On Monday, the index had its biggest one-day jump in more than two years.  

Meanwhile, investors continued to rush to the safety of government bonds. The yield on the 10-year Treasury note rose to 2.86 per cent — hitting four-year highs again.

As interest rates rise, the value of existing bonds falls, and borrowing to invest becomes more expensive.

Canadian market

Canadian shares continued to decline with its longest stretch of losses since January 2016.

In Toronto, the S&P/TSX composite index was lower by 0.7 per cent at 15,222 points — marking its seventh consecutive day of declines.

The market had closed down 1.7 per cent on Monday, hitting its lowest level since mid-September.

Shares of Canada’s big banks led the declines during the market rout with Toronto-Dominion Bank down almost one per cent, and Royal Bank down 0.7 per cent. 

Oil prices also weighed on the index, with benchmark U.S. crude down 1.3 per cent to $63.33 per barrel.

The Canadian dollar was trading at 79.83 cents US, down from Monday’s average price of 80.11 cents.

The greenback was higher against most major global currencies as investors flocked to its safe-haven appeal.
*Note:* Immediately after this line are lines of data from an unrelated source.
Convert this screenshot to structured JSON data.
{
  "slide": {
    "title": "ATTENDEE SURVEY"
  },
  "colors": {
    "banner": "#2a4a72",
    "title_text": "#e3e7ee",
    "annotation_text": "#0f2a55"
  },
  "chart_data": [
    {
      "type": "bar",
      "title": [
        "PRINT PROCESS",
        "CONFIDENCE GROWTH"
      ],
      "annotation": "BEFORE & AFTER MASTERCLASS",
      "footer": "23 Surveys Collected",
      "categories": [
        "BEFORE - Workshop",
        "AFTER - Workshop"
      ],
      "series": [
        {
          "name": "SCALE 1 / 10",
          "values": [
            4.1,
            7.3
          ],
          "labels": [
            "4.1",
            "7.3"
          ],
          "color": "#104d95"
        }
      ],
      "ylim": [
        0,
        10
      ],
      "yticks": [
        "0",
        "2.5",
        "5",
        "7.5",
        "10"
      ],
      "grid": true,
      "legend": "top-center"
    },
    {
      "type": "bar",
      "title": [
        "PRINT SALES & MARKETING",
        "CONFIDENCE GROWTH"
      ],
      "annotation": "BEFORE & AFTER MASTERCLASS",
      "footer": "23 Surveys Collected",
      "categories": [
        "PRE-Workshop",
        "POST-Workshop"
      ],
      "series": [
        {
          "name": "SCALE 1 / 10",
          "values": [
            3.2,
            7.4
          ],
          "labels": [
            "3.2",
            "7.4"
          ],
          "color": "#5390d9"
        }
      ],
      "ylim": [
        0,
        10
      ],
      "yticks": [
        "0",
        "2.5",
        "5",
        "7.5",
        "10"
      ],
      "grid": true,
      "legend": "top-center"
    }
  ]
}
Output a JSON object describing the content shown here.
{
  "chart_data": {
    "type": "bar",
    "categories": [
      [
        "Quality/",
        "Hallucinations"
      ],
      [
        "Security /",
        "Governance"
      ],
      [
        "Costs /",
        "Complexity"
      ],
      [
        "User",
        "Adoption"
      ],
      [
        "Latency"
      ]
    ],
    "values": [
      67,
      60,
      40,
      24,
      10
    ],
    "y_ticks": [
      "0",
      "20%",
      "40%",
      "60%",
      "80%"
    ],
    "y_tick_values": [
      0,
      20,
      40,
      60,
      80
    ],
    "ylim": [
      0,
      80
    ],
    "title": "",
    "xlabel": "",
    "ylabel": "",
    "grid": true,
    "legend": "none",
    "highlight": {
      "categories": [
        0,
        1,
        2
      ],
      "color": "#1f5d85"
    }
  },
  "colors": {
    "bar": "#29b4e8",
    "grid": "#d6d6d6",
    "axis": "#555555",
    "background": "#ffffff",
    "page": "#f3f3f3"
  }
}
Another safe haven — gold — was up for the fourth day in the last five, to $1,340 US an ounce.

Around the world

Overall, global markets have lost some $4 trillion US as the benchmark MSCI’s 47-country world index fell nearly eight per cent since Friday.

Asia’s biggest market — Japan’s Nikkei 225 Index — lost 4.7 per cent, while Hong Kong’s Hang Seng plunged over five per cent.

Even mainland China’s Shanghai Composite was not immune to the rout after closing higher on Monday. It lost 3.4 per cent.

In Europe, the benchmark Stoxx 600 was down 2.3 per cent after dropping to its lowest level in six months.